MDV3100 (like abiraterone acetate and other similar agents) is still being tested in patients with chenotherapy-naive patients with mCRPC and in earlier stages of progressive prostate cancer. However, it already seem clear that MDV3100 is  at least as effective and may well be safer than abiraterone acetate. According to Reuters, Dr. Nick Vogelzang, an oncologist at the Comprehensive Cancer Centers of Nevada and chair of ASCO’s communications committee, has described these trial results as “unprecedented,” and further stated that “this is going to definitely change the way we take care of patients every day in the office.” Dr Vogelzang was not involved in this study.
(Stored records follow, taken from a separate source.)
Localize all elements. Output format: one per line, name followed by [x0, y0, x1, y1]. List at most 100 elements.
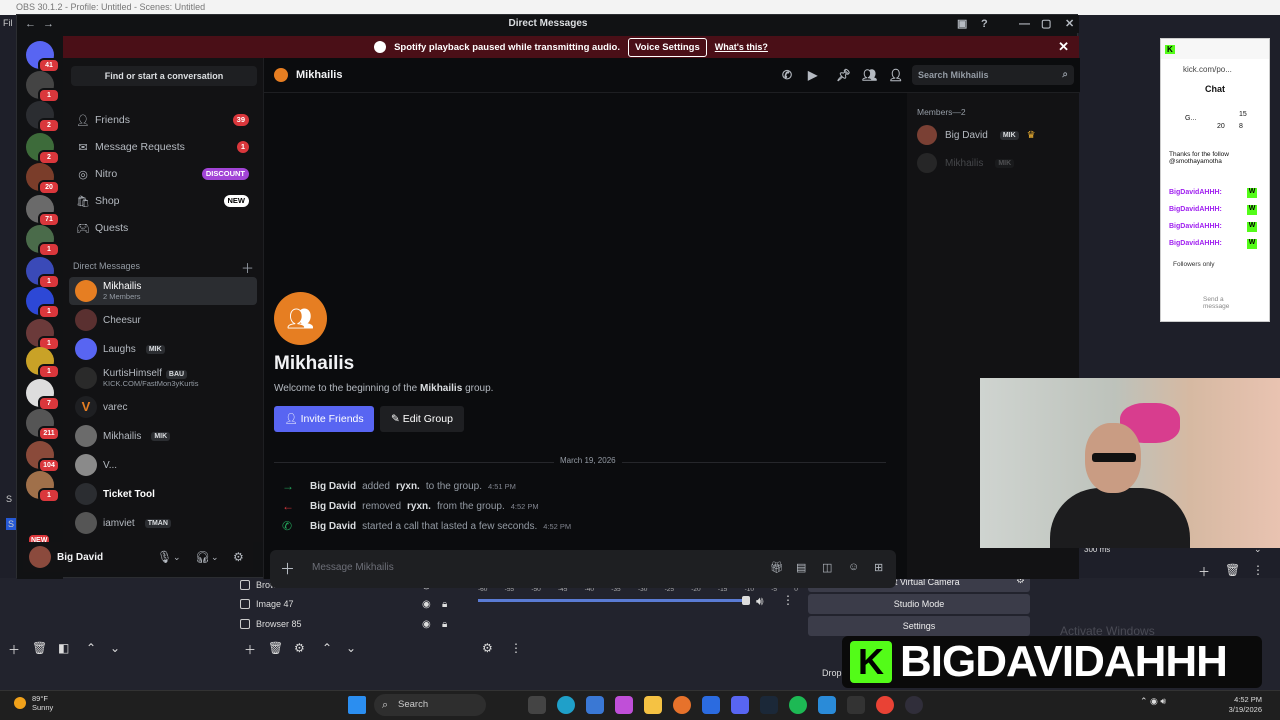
apps-icon[interactable]: ⊞: [874, 561, 883, 574]
dm-item[interactable]: iamviet TMAN: [69, 509, 257, 537]
chevron-down-icon[interactable]: ⌄: [211, 552, 219, 563]
chat-username[interactable]: BigDavidAHHH:: [1169, 189, 1222, 196]
actor[interactable]: Big David: [310, 501, 356, 512]
kick-url[interactable]: kick.com/po...: [1161, 59, 1269, 80]
mixer-settings-icon[interactable]: ⚙: [482, 641, 493, 655]
chevron-down-icon[interactable]: ⌄: [346, 641, 356, 655]
target[interactable]: ryxn.: [396, 481, 420, 492]
file-explorer-icon[interactable]: [644, 696, 662, 714]
message-input[interactable]: Message Mikhailis: [312, 562, 394, 573]
whats-this-link[interactable]: What's this?: [715, 42, 768, 52]
nav-nitro[interactable]: ◎ Nitro DISCOUNT: [71, 162, 257, 186]
add-icon[interactable]: ＋: [244, 641, 256, 658]
send-message-input[interactable]: Send a message: [1203, 296, 1233, 310]
chevron-up-icon[interactable]: ⌃: [322, 641, 332, 655]
filter-icon[interactable]: ◧: [58, 641, 69, 655]
studio-mode-button[interactable]: Studio Mode: [808, 594, 1030, 614]
task-view-icon[interactable]: [528, 696, 546, 714]
volume-slider[interactable]: [478, 599, 748, 602]
server-icon[interactable]: 2: [26, 101, 60, 133]
server-icon[interactable]: 1: [26, 225, 60, 257]
firefox-icon[interactable]: [673, 696, 691, 714]
weather-widget[interactable]: 89°F Sunny: [14, 694, 53, 712]
attach-plus-icon[interactable]: ＋: [280, 558, 295, 579]
chrome-icon[interactable]: [876, 696, 894, 714]
lock-icon[interactable]: 🔒︎: [442, 619, 447, 630]
windows-start-icon[interactable]: [348, 696, 366, 714]
chevron-down-icon[interactable]: ⌄: [110, 641, 120, 655]
server-icon[interactable]: 1: [26, 287, 60, 319]
help-icon[interactable]: ?: [981, 15, 988, 33]
dm-item[interactable]: Ticket Tool: [69, 480, 257, 508]
spotify-icon[interactable]: [789, 696, 807, 714]
lock-icon[interactable]: 🔒︎: [442, 599, 447, 610]
find-conversation-button[interactable]: Find or start a conversation: [71, 66, 257, 86]
more-vertical-icon[interactable]: ⋮: [782, 593, 794, 607]
dm-item[interactable]: Mikhailis MIK: [69, 422, 257, 450]
server-icon[interactable]: 1: [26, 347, 60, 379]
server-icon[interactable]: 104: [26, 441, 60, 473]
emoji-icon[interactable]: ☺: [848, 561, 859, 573]
dm-item[interactable]: Laughs MIK: [69, 335, 257, 363]
chat-username[interactable]: BigDavidAHHH:: [1169, 223, 1222, 230]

It is most unusual to see results from a trial like this in which serious side effects among patients receiving the active agent are fewer than those reported among the patients treated with a placebo. On the other hand, it is clear that MDV3100 does have side effects that will need to be monitored with care if this drug is to be used widely in the “real world” (outide of carefully controlled clinical trials).

Having said that, the relatively low level of side effects compared to placebo therapy and the fact that abiraterone acetate must be given in combination with steroids such as prednisone or prednisolone does suggest that MDV3100 is currently looking like an excellent candidate for use by patients who are castration-resistant — and potentially for use earlier in the treatment of men with aggressive forms of prostate cancer.

6 Responses

  1. All our happiness is relative to our environment. This week is a happy, happy week.

  2. I certainly hope MDV3100 will prove to be all it appears to be. But can someone explain to me why comparison is made to a “placebo” and exactly what placebo is used in this and similar studies?

  3. Great stuff. Nick has been telling us about these drugs at our Us TOO meetings. I’m biased but I think it’s cool to have a leading researcher as your friend and oncologist.

  4. Herb:

    (1) Comparison was made to a placebo in studies like this because at the time the study was designed and initiatred there was no other proven (i.e., approved) therapy (for metastatic, post-docetaxel, castration-resistant prostate cancer) to which it could be compared. If you tried to design a trial for a similar new drug today, it is almost certain that you would have to compare it’s effects to abiraterone acetate.

    (2) Placebos are basically tasteless sugar tablets with a form and coating similar to the trial drug.

  5. I pray that Our Lord Jesus Christ bless all involved in finding a cure for bone cancer as I have bone cancer and cannot wait to take this new drug. Please FDA approve this drug.

    God Bless


  6. I have prostate cancer with a Gleason score of 8. I started taking MDV3100 in June and my PSA dropped from 6.93 to 1.3 ng/ml. I go back for my second follow-up in a few weeks and hope to see my PSA at zero.

    I’m in a clinical trial at the University of Washington Medical Center. So far the side effects have been infrequent diarrhea and slight fatigue. If my PSA continues to drop and the tumor shrinks as hoped, I will have surgery in early December after having been on MDV3100 for 6 months. Hopefully the biopsy of the prostate gland at that point will show no cancer cells.